Using the first table in this post, I assigned a run value to every pitch in the pitch fx database, not just pitches that ended an at-bat, and then averaged the run value of all the pitches in each location. I split the data up by handedness of the pitcher and batter. The number in parentheses is the average run value for all pitches regardless of location. The images are from the catcher's perspective so that a right-handed batter stands to the left of the strike zone and a left-handed batter stands to the right of the strike zone.

This method reproduces some of Sheehan's results:

• Pitches outside the strike zone have a higher run value than those inside the strike zone.
• Pitches down the middle of the zone have the highest run value of pitches in the strike zone.
• Inside pitches have higher run values than outside pitches.
• Pitches down and in have higher run values than those that are up and in.

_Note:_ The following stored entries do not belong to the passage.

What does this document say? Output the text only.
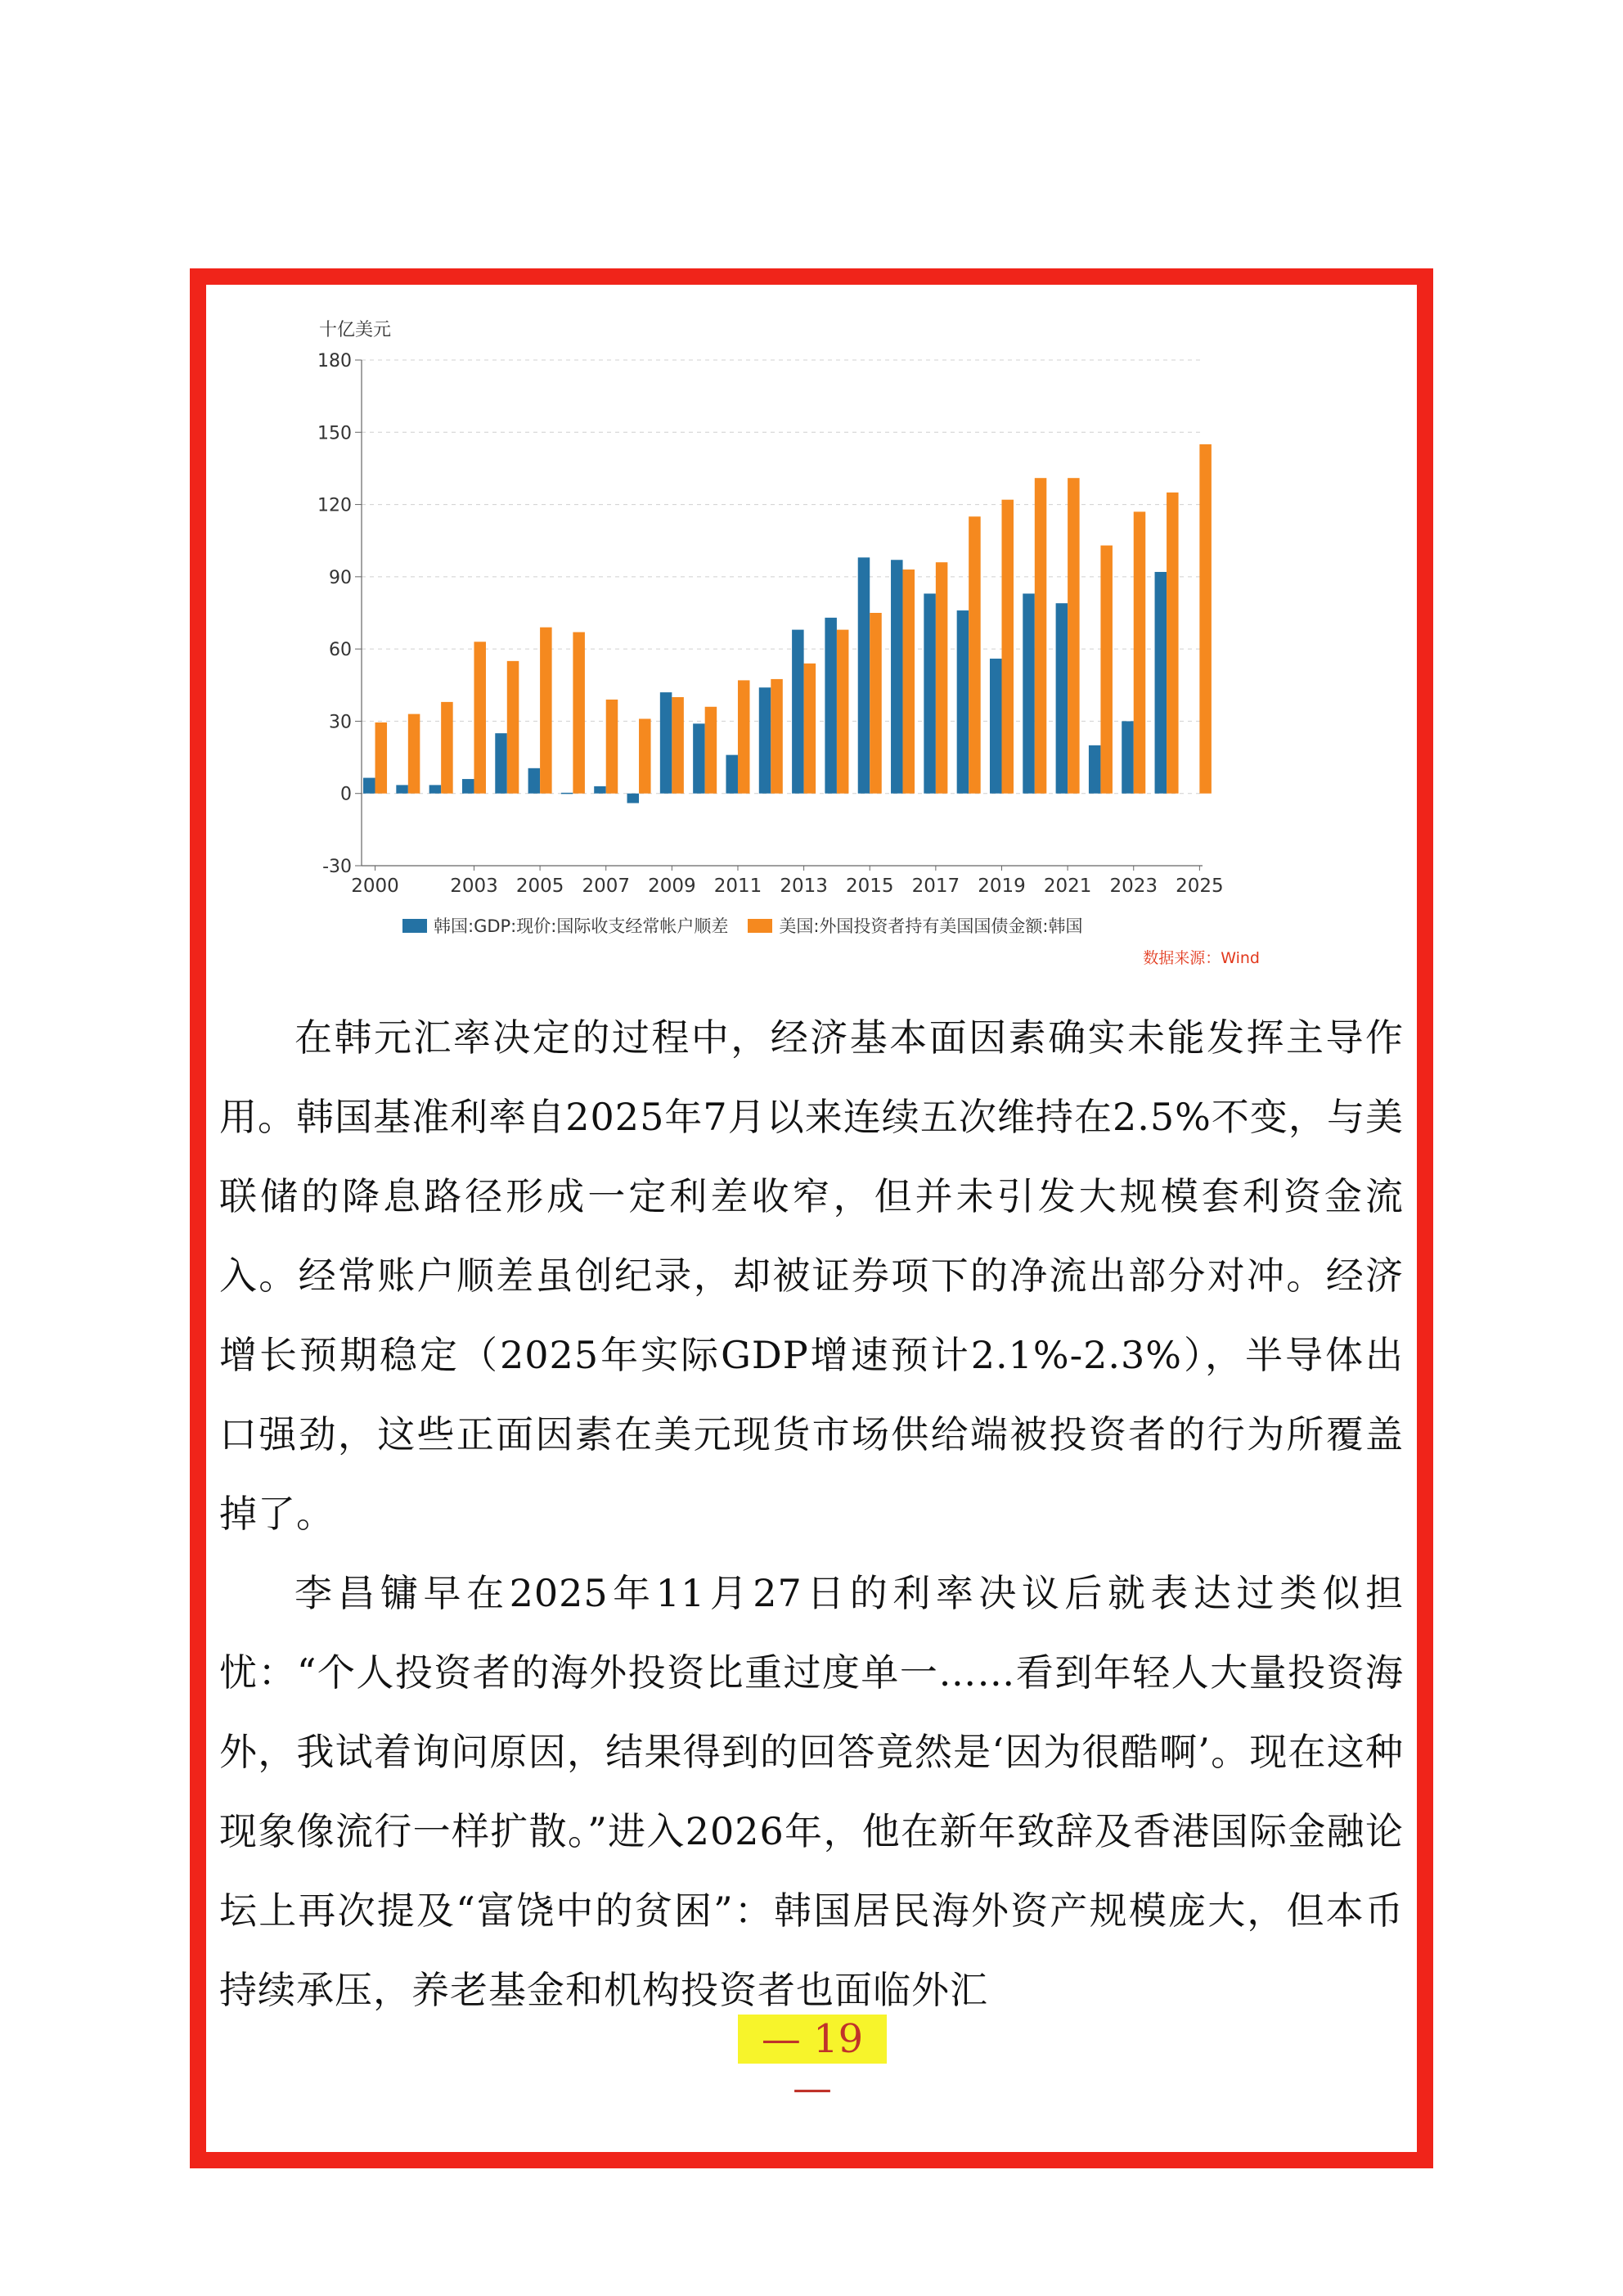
十亿美元
-30
0
30
60
90
120
150
180
2000	2003 2005 2007 2009 2011 2013 2015 2017 2019 2021 2023 2025
韩国:GDP:现价:国际收支经常帐户顺差	美国:外国投资者持有美国国债金额:韩国
数据来源：Wind

在韩元汇率决定的过程中，经济基本面因素确实未能发挥主导作用。韩国基准利率自2025年7月以来连续五次维持在2.5%不变，与美联储的降息路径形成一定利差收窄，但并未引发大规模套利资金流入。经常账户顺差虽创纪录，却被证券项下的净流出部分对冲。经济增长预期稳定（2025年实际GDP增速预计2.1%-2.3%），半导体出口强劲，这些正面因素在美元现货市场供给端被投资者的行为所覆盖掉了。

李昌镛早在2025年11月27日的利率决议后就表达过类似担忧：“个人投资者的海外投资比重过度单一……看到年轻人大量投资海外，我试着询问原因，结果得到的回答竟然是‘因为很酷啊’。现在这种现象像流行一样扩散。”进入2026年，他在新年致辞及香港国际金融论坛上再次提及“富饶中的贫困”：韩国居民海外资产规模庞大，但本币持续承压，养老基金和机构投资者也面临外汇

— 19 —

This continuous approach also gives some additional insights beyond Sheehan's:
• Of outside pitches, those high in the zone have a slightly higher run value than those down in the zone. This is interesting as it seems hitters prefer inside pitches down in the zone and outside pitches up in the zone.
• The area of negative to zero to just slightly positive run value pitches (the red, yellow and green colored area) extends well beyond the defined strike zone.
• This zone of negative to zero valued pitches extends far above the strike zone peaking at x=0 over a foot above the top of the strike zone.

Tango and Lichtman made some important comments on the limitations of Sheehan's original work without splitting the data by swing/taken or pitch type. These critiques apply equally, if not more so, here because I did not split the data by count as Sheehan did.

I hope to address these points in future posts. For example, I assume the peak of negative to zero valued pitches a foot above the center of the zone is mostly the result of 'high heat' fastballs in pitcher's counts. By analyzing the run value of pitch locations for just fast balls in specific counts, I will be able to confirm or deny this assumption.